What is already know
Scientists have known that an infant’s growth trajectory and gut bacteria are linked to the risk of becoming overweight later in life. However, little is understood about the role of the community of fungi living in the gut, or the gut mycobiome, in host metabolism and childhood obesity.
What this research adds
Researchers analyzed the relationship between the gut mycobiome of 100 Canadian infants and their body mass index (BMI) in the first five years of life. In the first year of life, the team observed divergent maturational patterns in the gut mycobiome, with mycobiome richness being associated with both parental and infant BMI. Factors such as maternal diet and antibiotic use also modify associations between mycobiome richness pattern and early-life BMI. The researchers found that the levels of fungi such as Saccharomyces, Malassezia and Candida are greater in infants with a higher BMI.
The findings suggest that mycobiome maturation and infant growth trajectories are linked.
As childhood obesity rates continue to increase, scientists have linked an infant’s growth trajectory and gut bacteria to the risk of becoming overweight later in life. A new study suggests that the community of fungi living in the gut, or the gut mycobiome, is also associated with an infant’s body-mass index (BMI) — which can be indicative of obesity.
“Overall, our findings suggest that early-life and maternal factors may collectively influence growth dynamics in the first 5 years of life, in association with mycobiome maturational patterns and specific fungal taxa,” say the researchers, who reported their results in Cell Reports Medicine.
Although recent studies in adults have linked the gut mycobiome to obesity, little is understood about the role of gut fungi in childhood obesity. To address this question, researchers led by Marie-Claire Arrieta at the University of Calgary analyzed the relationship between the gut mycobiome of 100 Canadian infants and their body mass index z-scores (BMIz) — a measure of relative weight adjusted for child age and sex — during the first five years of life.
The researchers confirmed that at 3 months, the infant mycobiome was dominated by Candida, Malassezia and Mycosphaerella, and then shifted toward Saccharomyces dominance at one year of age.
In the first year of life, the team observed divergent maturational patterns in the gut mycobiome, with 69% of infants displaying decreased fungal richness, 28% displaying increased richness and 3% displaying no change in mycobiome richness. Similar patterns were observed for fungal diversity.
Some of the top factors associated with increased fungal richness were infant BMIz at one year, parental BMIz and bacterial diversity in the first year of life. Maternal diet and breastfeeding duration were also linked to fungal richness, the researchers found. What’s more, increasing fungal richness was associated antibiotics use from six to 12 months.

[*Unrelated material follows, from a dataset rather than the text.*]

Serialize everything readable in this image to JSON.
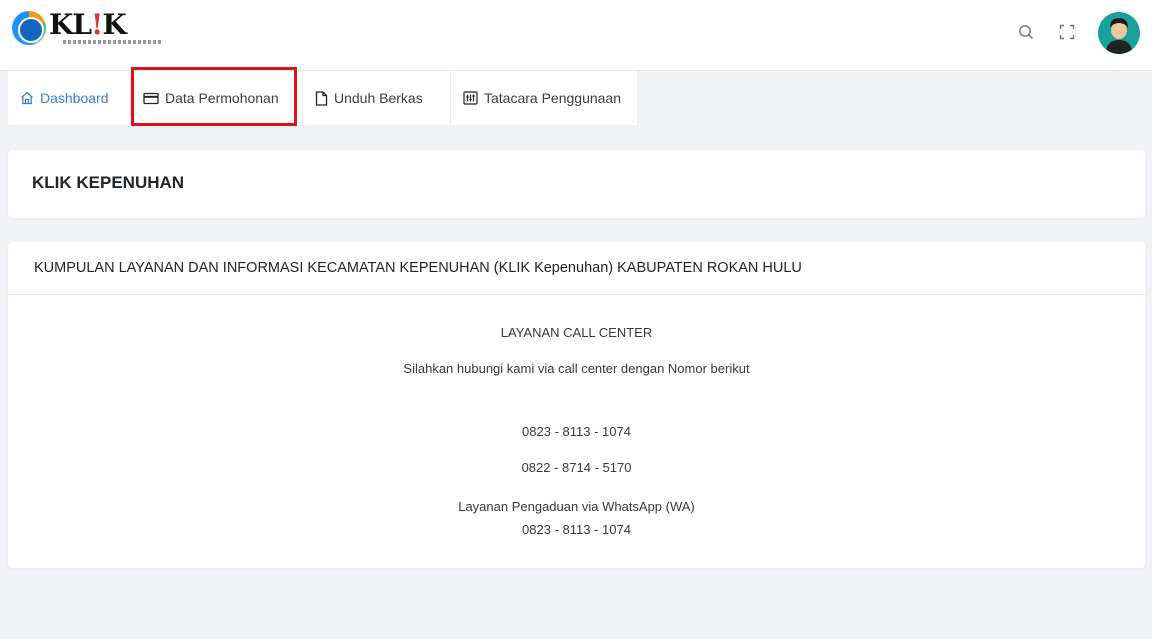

The team found several fungi associated with BMIz between one and five years of age. In particular, greater abundances of Saccharomyces at three months and Malassezia at 12 months were associated with a higher BMIz at one and five years, respectively. Greater Candida abundances at 12 months also tended to be linked to higher BMIz at three years. Instead, lower levels of Rhodotorula at 12 months were associated with a higher BMIz.
“This suggests that specific fungal genera present in the mycobiome in the first year of life are differentially associated with BMIz outcomes in early childhood,” the researchers say.
Mathematical models indicated that the association between the gut mycobiome and childhood BMIz depends on the composition of the community of bacteria in the gut.
“Our results suggest that the mycobiome’s contribution to early-life BMIz is likely influenced by the bacterial microbiome,” the researchers say. Future work should evaluate the mechanism through which the mycobiome influences growth and metabolism in early life, they add.